Le docteur se prit la tête de ses deux mains et gémit :

— Ah ! que le diable l’emporte ! Nous n’avons plus de place. En voilà encore un qui se brûlera aussi la cervelle. Et parole d’honneur, — cria-t-il d’une voix colère et menaçante, — moi aussi je le ferai. Oui ! Et vous, je vous prie de revenir à pied. Pas de place. Vous pouvez vous plaindre, si bon vous semble.

Et tout en criant, il se détourna, et je m’approchai de celui qui allait se brûler la cervelle. C’était aussi un brancardier, un étudiant à ce qu’il me sembla. Il se tenait le front appuyé contre la paroi d’un wagon, et sa poitrine était secouée de sanglots.

— Cessez ! dis-je en le touchant à l’épaule frissonnante.

Mais il ne se retourna pas, ne dit rien, il sanglotait Sa nuque était jeune comme celle de l’autre et terrible aussi, et il se tenait bêtement, les jambes écartées, comme un ivrogne qui a la nausée ; son cou était en sang, il y avait sans doute porté les doigts.

— Hé bien ! dis-je agacé.

Il s’écarta du wagon et, la tête baissée, cassé en deux comme un vieillard, il se perdit dans les ténèbres, loin de nous tous. Je le suivis, je ne sais pourquoi, et nous marchâmes longtemps en nous éloignant des wagons. Il pleurait, j’en fus ennuyé et j’eus envie de pleurer aussi.
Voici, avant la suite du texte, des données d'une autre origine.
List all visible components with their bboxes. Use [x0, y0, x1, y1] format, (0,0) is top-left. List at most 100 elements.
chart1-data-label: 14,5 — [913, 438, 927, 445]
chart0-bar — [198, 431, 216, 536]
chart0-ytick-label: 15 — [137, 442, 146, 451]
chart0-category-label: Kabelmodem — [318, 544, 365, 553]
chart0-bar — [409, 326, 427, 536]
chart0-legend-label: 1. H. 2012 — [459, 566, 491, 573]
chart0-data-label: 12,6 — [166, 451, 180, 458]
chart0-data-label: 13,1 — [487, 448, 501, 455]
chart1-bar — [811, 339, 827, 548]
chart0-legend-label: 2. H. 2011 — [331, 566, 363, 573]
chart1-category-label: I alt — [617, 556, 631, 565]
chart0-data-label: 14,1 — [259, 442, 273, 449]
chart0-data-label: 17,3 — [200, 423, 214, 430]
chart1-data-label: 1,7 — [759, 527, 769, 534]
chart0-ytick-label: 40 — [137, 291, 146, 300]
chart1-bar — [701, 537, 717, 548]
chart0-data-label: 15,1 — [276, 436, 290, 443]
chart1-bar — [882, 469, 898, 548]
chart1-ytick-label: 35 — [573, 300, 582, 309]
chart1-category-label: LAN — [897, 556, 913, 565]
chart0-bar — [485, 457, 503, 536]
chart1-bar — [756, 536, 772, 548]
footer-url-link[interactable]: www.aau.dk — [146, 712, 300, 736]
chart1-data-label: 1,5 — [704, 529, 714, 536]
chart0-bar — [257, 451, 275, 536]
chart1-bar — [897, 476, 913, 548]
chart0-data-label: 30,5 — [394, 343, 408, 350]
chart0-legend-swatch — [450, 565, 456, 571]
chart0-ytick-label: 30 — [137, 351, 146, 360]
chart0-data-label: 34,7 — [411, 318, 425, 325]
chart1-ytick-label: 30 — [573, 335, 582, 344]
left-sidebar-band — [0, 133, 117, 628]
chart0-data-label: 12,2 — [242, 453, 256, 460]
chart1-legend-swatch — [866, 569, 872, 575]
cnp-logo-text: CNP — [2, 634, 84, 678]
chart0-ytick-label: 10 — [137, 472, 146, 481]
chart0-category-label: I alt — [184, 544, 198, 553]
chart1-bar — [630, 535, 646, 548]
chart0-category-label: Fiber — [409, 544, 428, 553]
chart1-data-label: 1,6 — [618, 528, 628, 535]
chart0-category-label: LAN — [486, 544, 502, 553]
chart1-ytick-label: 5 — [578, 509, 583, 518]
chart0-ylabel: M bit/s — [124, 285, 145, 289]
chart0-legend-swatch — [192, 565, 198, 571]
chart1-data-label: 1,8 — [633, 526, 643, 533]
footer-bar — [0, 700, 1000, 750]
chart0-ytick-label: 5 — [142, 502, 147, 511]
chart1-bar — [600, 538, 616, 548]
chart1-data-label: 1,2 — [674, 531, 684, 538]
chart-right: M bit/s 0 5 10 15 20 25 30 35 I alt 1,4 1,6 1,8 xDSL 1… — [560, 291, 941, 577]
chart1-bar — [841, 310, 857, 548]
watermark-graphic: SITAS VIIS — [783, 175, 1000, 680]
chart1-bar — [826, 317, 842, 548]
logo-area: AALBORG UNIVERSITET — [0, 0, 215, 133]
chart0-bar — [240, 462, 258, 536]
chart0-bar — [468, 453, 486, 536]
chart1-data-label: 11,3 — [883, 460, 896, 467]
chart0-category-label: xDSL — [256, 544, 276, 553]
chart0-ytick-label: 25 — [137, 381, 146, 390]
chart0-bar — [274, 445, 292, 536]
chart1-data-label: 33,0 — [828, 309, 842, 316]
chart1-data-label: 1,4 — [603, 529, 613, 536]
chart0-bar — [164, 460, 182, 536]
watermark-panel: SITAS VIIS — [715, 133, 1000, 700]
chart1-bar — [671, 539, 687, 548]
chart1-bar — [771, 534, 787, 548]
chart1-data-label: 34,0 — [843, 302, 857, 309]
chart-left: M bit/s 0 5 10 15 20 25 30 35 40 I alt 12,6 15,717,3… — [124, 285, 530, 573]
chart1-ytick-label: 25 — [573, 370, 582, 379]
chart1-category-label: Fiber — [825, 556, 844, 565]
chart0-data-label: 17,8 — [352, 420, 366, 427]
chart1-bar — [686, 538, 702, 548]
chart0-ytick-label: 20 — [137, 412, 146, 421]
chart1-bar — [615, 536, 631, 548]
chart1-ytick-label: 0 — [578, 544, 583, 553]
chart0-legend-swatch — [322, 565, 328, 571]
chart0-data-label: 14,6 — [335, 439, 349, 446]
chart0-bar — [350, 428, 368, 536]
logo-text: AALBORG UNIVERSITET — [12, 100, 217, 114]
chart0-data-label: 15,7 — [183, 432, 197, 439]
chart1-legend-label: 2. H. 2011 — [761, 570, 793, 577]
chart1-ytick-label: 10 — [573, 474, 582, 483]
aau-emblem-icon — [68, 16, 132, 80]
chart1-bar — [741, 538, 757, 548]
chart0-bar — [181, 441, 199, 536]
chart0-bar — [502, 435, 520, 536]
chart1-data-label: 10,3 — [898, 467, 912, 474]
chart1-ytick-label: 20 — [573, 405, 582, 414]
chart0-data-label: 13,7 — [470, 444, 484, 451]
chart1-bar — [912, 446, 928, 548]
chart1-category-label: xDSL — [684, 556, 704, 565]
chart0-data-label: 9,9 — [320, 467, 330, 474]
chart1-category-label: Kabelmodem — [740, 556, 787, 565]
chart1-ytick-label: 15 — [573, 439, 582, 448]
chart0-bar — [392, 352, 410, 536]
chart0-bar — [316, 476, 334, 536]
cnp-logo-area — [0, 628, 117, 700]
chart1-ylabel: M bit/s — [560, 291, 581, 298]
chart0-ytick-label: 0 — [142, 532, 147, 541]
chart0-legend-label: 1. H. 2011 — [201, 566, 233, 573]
— Halte ! criai-je en m’arrêtant

Mais il marchait en déplaçant péniblement les jambes, cassé en deux comme un vieillard, les épaules étriquées, la démarche traînante. Et il disparut bientôt dans la brume rougeâtre qui semblait être de la lumière et n’éclairait rien cependant. Je restai seul.

À gauche, à quelque distance de moi, défila une rangée de feux ternes : c’était le train qui partait. J’étais seul au milieu des morts et des mourants. Combien en restait-il encore ? Autour de moi tout était immobile et mort, et au loin le champ grouillait comme s’il était vivant, — ou peut-être n’était-ce que le jeu de mon imagination, parce que j’étais seul. Mais la plainte ne s’apaisait pas. Elle se traînait sur la terre, faible, désespérée, tels des pleurs d’enfants ou le glapissement d’un millier de petits chiens abandonnés, sur le point de geler. Pareille à un dard de glace aigu sans fin, elle entrait dans le cerveau, y vibrait lentement, rythmique.

(À suivre.)

Léonide Andréieff.
(Traduit du russe par C. Gauchine.)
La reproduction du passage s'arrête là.